Ce qui me frappe en lisant ou écoutant les revendications, c’est cette impression que l’Etat devrait subvenir à tous les besoins indispensables (de l’alimentation aux études des gosses (si tant est qu’on considère que les études soient indispensables)) afin que chacun puisse dépenser son salaire ou ses allocs pour ses loisirs, son téléphone, ses fringues, ses vacances, sa voiture (la voiture est encore personnelle, mais pas le carburant), le coiffeur et le maquillage (je découvre avec stupeur le prix de ces produits).

Concernant l’âge de départ à la retraite:
les gens qui avaient quinze ou vingt ans dans les années 80 ou 90 ont vu leurs parents partir en pré-retraite à 55 ou 58 ans. C’est peut-être ce qui leur rend si difficile de comprendre que ce temps-là est révolu (j’ai appris hier que ces dispositifs de pré-retraite avaient pris fin en 2012).
A l’époque (les années 80 et 90), il y avait des licenciements par trains entiers (les filatures du Nord, les aciéries de l’Est, etc). On se réveillait en apprenant des OPAs hostiles, des batailles à coups de chevaliers noirs et blancs (cf. Pretty Woman, c’est l’arrière-plan du film). Plus tard les sociologues et les RH se sont plaints du « désinvestissement des nouveaux arrivants dans le monde du travail »: mais pourquoi des enfants qui avaient vu pleurer leurs pères mis à la porte après vingt ou trente ans consacrés à une boîte auraient-ils dû croire (en et à) une entreprise et s’investir aveuglément? Le temps de la foi était passé.
Aujourd'hui, ces mêmes enfants trente ou quarante ans plus tard ne comprennent pas que les pré-retraites n’existent plus. En fait ce n’est pas deux ans de plus, mais six ou huit ans de plus que leurs pères qu’ils doivent travailler. Leurs pères auraient aimé avoir ces six ou huit ans. Pas eux.

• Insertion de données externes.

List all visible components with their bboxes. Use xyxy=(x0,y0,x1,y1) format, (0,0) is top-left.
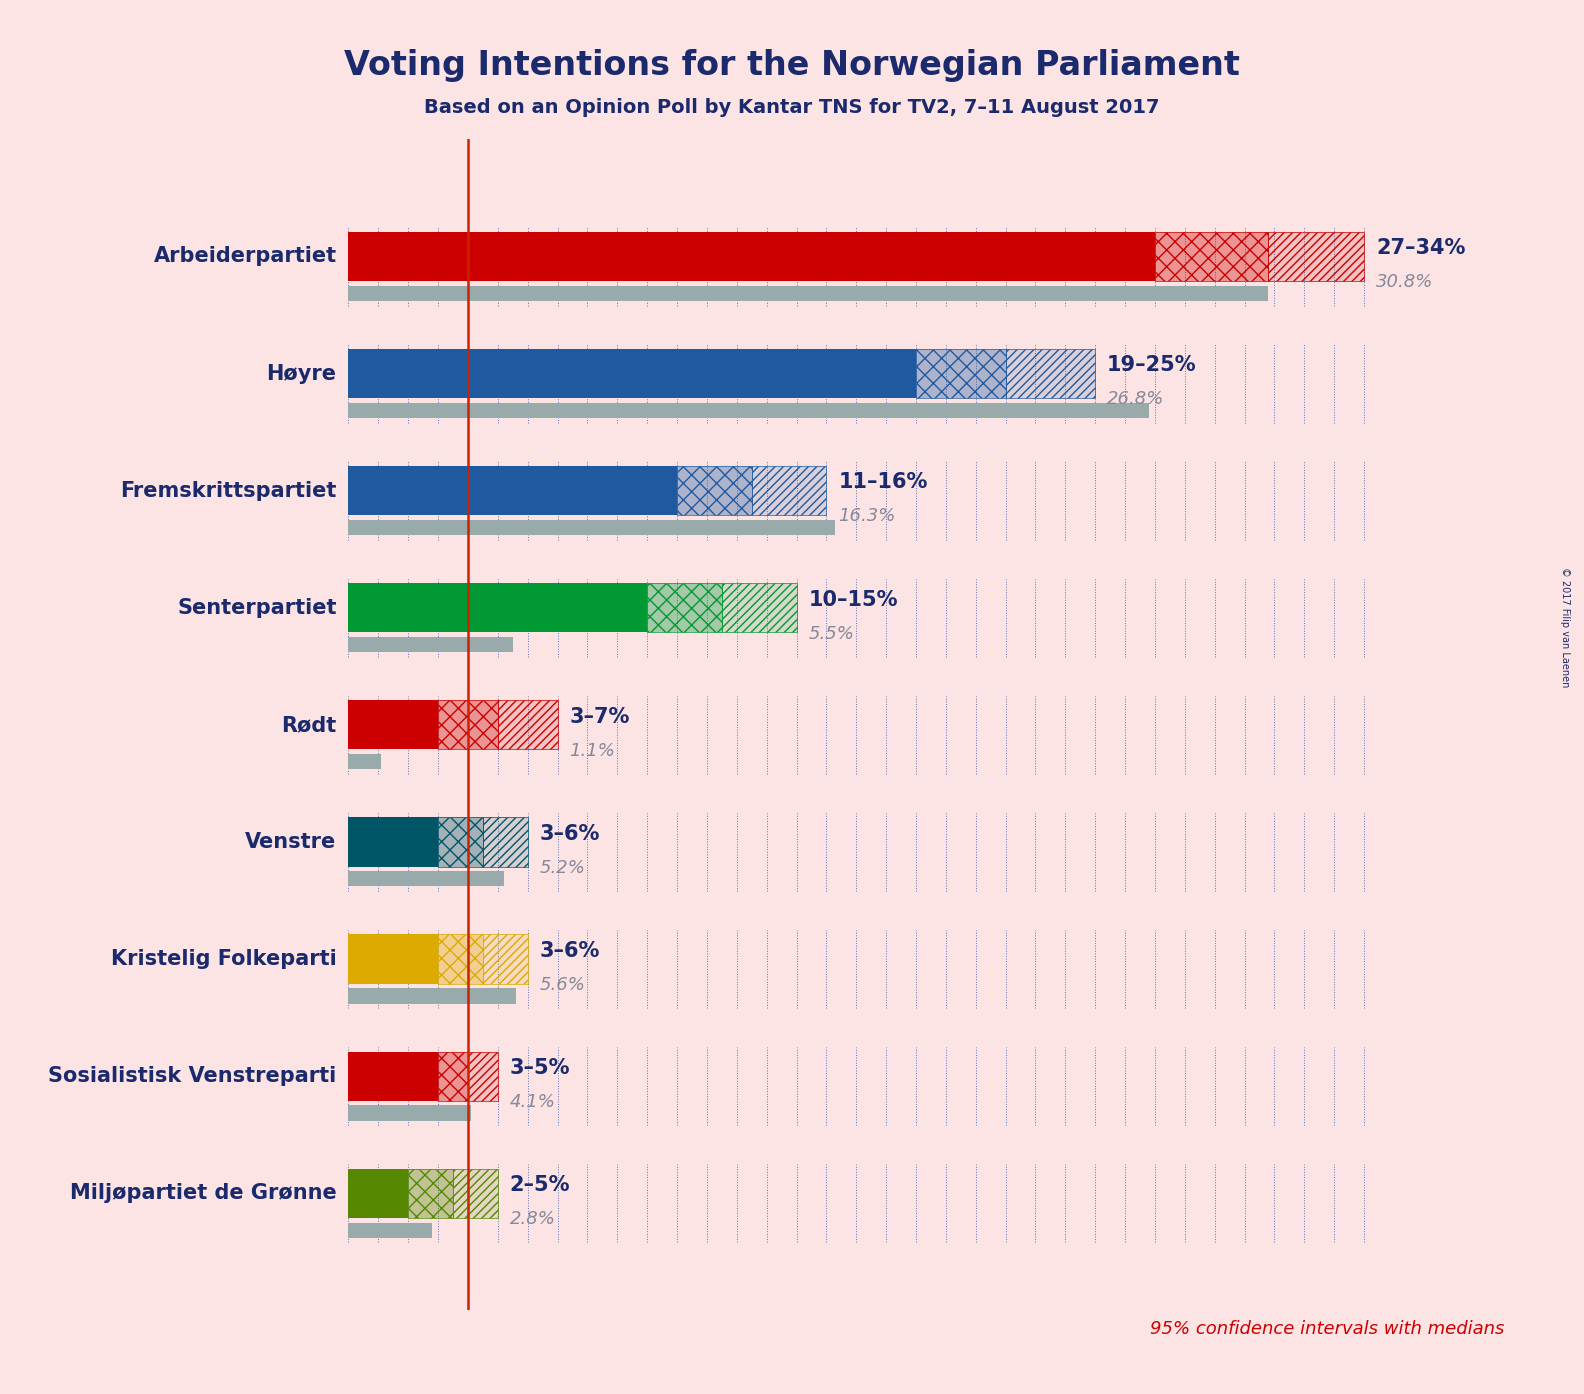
Bar xyxy=(722,583,797,633)
Text: 95% confidence intervals with medians: 95% confidence intervals with medians xyxy=(1150,1320,1505,1338)
Bar xyxy=(648,583,722,633)
Text: 19–25%: 19–25% xyxy=(1107,355,1198,375)
Bar xyxy=(348,988,516,1004)
Text: 5.5%: 5.5% xyxy=(808,625,854,643)
Text: Voting Intentions for the Norwegian Parliament: Voting Intentions for the Norwegian Parl… xyxy=(344,49,1240,82)
Text: 30.8%: 30.8% xyxy=(1376,273,1434,291)
Bar xyxy=(348,817,439,867)
Bar xyxy=(348,583,648,633)
Bar xyxy=(439,817,483,867)
Bar xyxy=(409,1168,453,1218)
Text: Kristelig Folkeparti: Kristelig Folkeparti xyxy=(111,949,336,969)
Bar xyxy=(348,1223,432,1238)
Bar xyxy=(676,466,752,516)
Bar xyxy=(439,1051,467,1101)
Bar xyxy=(676,466,752,516)
Bar xyxy=(483,817,527,867)
Bar xyxy=(348,1105,470,1121)
Text: 3–5%: 3–5% xyxy=(510,1058,570,1078)
Text: Høyre: Høyre xyxy=(266,364,336,383)
Bar xyxy=(497,700,558,750)
Bar xyxy=(648,583,722,633)
Bar xyxy=(752,466,827,516)
Text: 10–15%: 10–15% xyxy=(808,590,898,609)
Text: 27–34%: 27–34% xyxy=(1376,238,1465,258)
Bar xyxy=(348,403,1148,418)
Bar xyxy=(497,700,558,750)
Bar xyxy=(483,934,527,984)
Text: Sosialistisk Venstreparti: Sosialistisk Venstreparti xyxy=(48,1066,336,1086)
Bar xyxy=(409,1168,453,1218)
Text: 4.1%: 4.1% xyxy=(510,1093,556,1111)
Bar xyxy=(348,1051,439,1101)
Bar xyxy=(453,1168,497,1218)
Bar xyxy=(348,637,513,652)
Text: 2.8%: 2.8% xyxy=(510,1210,556,1228)
Bar xyxy=(752,466,827,516)
Bar xyxy=(1155,231,1269,282)
Text: 1.1%: 1.1% xyxy=(570,742,616,760)
Bar xyxy=(439,700,497,750)
Bar xyxy=(467,1051,497,1101)
Bar xyxy=(916,348,1006,399)
Bar xyxy=(348,700,439,750)
Text: Rødt: Rødt xyxy=(282,715,336,735)
Bar xyxy=(348,871,504,887)
Text: 3–6%: 3–6% xyxy=(540,824,600,843)
Bar xyxy=(439,934,483,984)
Bar xyxy=(1269,231,1364,282)
Bar xyxy=(916,348,1006,399)
Text: Miljøpartiet de Grønne: Miljøpartiet de Grønne xyxy=(70,1184,336,1203)
Text: 3–6%: 3–6% xyxy=(540,941,600,960)
Bar xyxy=(483,934,527,984)
Bar xyxy=(439,817,483,867)
Text: Venstre: Venstre xyxy=(246,832,336,852)
Bar xyxy=(348,520,835,535)
Bar xyxy=(483,817,527,867)
Bar xyxy=(348,286,1269,301)
Bar xyxy=(439,934,483,984)
Bar xyxy=(348,754,382,769)
Bar xyxy=(1269,231,1364,282)
Text: 2–5%: 2–5% xyxy=(510,1175,570,1195)
Bar xyxy=(348,1168,409,1218)
Bar xyxy=(453,1168,497,1218)
Bar xyxy=(348,934,439,984)
Text: Based on an Opinion Poll by Kantar TNS for TV2, 7–11 August 2017: Based on an Opinion Poll by Kantar TNS f… xyxy=(425,98,1159,117)
Bar xyxy=(348,348,916,399)
Text: Fremskrittspartiet: Fremskrittspartiet xyxy=(120,481,336,500)
Text: 26.8%: 26.8% xyxy=(1107,390,1164,408)
Bar xyxy=(439,1051,467,1101)
Text: 16.3%: 16.3% xyxy=(838,507,895,526)
Text: © 2017 Filip van Laenen: © 2017 Filip van Laenen xyxy=(1560,567,1570,687)
Bar xyxy=(1006,348,1095,399)
Bar xyxy=(439,700,497,750)
Bar xyxy=(467,1051,497,1101)
Text: 5.2%: 5.2% xyxy=(540,859,586,877)
Text: Senterpartiet: Senterpartiet xyxy=(177,598,336,618)
Text: 11–16%: 11–16% xyxy=(838,473,928,492)
Bar xyxy=(1155,231,1269,282)
Bar xyxy=(348,466,676,516)
Bar xyxy=(348,231,1155,282)
Bar xyxy=(722,583,797,633)
Text: Arbeiderpartiet: Arbeiderpartiet xyxy=(154,247,336,266)
Bar xyxy=(1006,348,1095,399)
Text: 5.6%: 5.6% xyxy=(540,976,586,994)
Text: 3–7%: 3–7% xyxy=(570,707,630,726)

Je lis et j’entends aussi des pères et des grands-pères «dégoûtés» en train de déplorer que leurs enfants et leurs petits-enfants n’auront pas de retraite et leur conseiller… de s’exiler! (on se demande où, puisque ailleurs l’âge de départ est généralement supérieur à celui en France. Passons.)
C’est possible. C’est trop loin pour qu’on le sache. Mais une chose est sûre: les jeunes ne repoussent plus l’accomplissement de leurs rêves à l’âge de la retraite. Ils font tout ce dont ils ont envie au fur à mesure. Et comme ils ont leurs enfants de plus en plus tard, ils ont le temps de parcourir le monde et de se consacrer à leur hobbies avant d’entamer une vie familiale.

Ce qui m’amène à une dernière remarque: on a ses enfants entre trente et quarante ans et on souhaite travailler jusqu’à la fin de leurs études. On a des prêts immobiliers sur vingt ou vingt-cinq ans et on souhaite travailler jusqu’à leur extinction. Tout naturellement, toutes les échéances reculent.